I have smacked in the past. It is not done with loaded aggression as most people assume it is done, nor is it done with calculated cold blooded malice. It is done with the same amount of thought that I use when I give him a time-out. To me there is no difference between time-out and a smack.

I am not going to claim I am a perfect parent - I look at myself sometimes and think I don't always handle myself well but I have never regretted the way I discipline them because they are both really happy, vivacious, interesting and respectful children. But then I challenge anyone to actually look into themselves and say "I am perfect and I never make a mistake".

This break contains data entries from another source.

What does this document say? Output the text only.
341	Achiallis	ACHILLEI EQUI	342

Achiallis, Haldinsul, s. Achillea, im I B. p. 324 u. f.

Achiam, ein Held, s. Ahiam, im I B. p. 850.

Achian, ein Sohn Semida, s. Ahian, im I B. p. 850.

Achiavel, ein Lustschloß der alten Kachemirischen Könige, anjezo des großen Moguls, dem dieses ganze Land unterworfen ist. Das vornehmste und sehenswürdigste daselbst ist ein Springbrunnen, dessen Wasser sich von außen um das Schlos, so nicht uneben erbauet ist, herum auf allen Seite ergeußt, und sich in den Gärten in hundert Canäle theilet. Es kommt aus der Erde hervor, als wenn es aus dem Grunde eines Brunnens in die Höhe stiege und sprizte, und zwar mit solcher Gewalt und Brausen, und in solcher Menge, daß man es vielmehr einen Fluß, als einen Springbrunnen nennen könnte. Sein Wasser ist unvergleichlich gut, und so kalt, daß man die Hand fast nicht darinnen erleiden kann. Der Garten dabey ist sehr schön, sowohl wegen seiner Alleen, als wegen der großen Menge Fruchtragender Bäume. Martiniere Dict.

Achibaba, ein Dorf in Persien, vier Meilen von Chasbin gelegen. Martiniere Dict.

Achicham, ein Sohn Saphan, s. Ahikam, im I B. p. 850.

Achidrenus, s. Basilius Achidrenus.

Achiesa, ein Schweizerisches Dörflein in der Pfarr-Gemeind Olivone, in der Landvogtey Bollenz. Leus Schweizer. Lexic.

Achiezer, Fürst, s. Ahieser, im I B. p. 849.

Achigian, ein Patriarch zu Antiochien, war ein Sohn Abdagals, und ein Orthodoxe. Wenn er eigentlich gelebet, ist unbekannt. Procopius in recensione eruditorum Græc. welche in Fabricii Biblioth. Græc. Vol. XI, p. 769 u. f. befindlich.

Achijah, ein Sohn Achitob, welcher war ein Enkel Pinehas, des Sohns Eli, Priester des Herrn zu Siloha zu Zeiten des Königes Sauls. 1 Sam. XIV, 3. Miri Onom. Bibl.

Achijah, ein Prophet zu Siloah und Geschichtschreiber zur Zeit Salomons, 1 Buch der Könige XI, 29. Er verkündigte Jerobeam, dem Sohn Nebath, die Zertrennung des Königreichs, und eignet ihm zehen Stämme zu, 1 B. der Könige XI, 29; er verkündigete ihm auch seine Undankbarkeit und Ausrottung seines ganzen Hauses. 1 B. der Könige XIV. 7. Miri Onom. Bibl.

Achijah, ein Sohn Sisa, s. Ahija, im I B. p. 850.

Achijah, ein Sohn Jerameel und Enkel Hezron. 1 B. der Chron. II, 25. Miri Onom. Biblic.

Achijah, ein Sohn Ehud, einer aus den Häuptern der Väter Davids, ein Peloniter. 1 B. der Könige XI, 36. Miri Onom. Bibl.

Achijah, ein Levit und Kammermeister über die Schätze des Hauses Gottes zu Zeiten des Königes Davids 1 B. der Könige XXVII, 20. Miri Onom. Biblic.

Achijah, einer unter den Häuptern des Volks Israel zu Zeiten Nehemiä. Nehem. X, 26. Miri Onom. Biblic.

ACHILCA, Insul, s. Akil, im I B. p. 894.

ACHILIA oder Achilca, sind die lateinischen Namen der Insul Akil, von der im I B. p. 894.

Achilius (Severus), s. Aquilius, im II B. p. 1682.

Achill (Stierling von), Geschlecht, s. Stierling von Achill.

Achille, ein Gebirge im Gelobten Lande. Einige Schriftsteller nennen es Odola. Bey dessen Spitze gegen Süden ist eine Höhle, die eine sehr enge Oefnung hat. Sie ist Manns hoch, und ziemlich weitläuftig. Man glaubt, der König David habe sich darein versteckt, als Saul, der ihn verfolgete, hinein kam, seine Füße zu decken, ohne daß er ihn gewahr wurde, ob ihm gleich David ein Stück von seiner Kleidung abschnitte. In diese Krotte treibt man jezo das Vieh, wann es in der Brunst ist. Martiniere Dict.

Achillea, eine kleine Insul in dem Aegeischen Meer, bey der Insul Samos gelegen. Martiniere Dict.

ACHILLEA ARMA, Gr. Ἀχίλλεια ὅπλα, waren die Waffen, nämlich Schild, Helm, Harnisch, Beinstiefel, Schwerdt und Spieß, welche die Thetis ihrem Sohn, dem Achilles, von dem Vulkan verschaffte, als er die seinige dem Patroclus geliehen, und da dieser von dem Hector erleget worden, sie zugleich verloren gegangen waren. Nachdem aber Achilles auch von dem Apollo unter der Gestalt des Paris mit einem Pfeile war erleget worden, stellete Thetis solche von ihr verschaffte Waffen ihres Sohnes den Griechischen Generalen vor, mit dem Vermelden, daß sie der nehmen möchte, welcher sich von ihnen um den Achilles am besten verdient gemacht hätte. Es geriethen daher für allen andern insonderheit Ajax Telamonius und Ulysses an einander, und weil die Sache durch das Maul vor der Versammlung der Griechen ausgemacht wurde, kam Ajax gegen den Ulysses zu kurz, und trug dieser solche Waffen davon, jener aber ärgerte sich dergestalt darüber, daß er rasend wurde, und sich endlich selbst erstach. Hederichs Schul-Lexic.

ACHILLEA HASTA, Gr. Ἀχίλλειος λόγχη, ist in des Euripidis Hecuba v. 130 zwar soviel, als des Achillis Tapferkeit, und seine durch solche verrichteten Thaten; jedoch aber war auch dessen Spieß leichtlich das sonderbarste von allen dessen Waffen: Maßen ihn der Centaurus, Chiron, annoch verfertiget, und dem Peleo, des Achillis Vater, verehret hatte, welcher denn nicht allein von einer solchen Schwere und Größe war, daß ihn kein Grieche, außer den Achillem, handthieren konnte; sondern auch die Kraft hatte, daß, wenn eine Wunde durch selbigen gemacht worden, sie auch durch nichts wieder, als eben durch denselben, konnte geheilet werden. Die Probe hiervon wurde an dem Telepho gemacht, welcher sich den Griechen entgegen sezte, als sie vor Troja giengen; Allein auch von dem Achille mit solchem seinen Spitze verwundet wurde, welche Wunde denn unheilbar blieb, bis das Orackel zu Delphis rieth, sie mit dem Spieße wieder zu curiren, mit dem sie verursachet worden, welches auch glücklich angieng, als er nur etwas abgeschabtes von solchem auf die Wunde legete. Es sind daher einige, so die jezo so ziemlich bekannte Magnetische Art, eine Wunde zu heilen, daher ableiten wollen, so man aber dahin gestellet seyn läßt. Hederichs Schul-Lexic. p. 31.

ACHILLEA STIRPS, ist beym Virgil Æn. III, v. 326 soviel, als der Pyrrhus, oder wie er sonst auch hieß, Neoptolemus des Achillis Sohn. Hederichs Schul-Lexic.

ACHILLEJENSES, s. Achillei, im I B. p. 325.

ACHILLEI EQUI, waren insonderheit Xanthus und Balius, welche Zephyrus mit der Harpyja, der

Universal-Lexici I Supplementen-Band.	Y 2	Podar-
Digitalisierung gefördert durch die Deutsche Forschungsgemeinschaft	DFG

I am not asking anti-smackers to change their view (the way anyone chooses to discipline their child is their affair), I am just asking them to try not to see anything from such a one-dimensional view point.

K8Middleton Thu 25-Apr-13 18:57:21

Do you know I am still chuckling at the idea that if you don't smack your child they'll end up in a gang. Where do you idiots people live?! Are your gangs populated by the children of parents who got down to their level and explained things and used non-violent punishments? Because where I live the people imprisoned for gang related offences come from the sort of home where slaps and clips were common place.

bialystockandbloom Thu 25-Apr-13 19:12:02

Agree with karlos upthread who said I don;t feel the need to sneer smugly at those parents who don't always conform to my principles

Me neither. Hate the self-satisfied "well I don't need to smack my dc.. " attitudes too. I haven't smacked either of my dc and hope I never would, but they have seriously wound me up and I have had to leave the room to calm myself down several times. Some people just do have dc who are harder work, and some have easier dc, and often it's nothing to do with bad or fantastic parenting.

ZombiesAreClammyDodgers Fri 26-Apr-13 09:06:44

reallyyummymummy talks a lot of sense!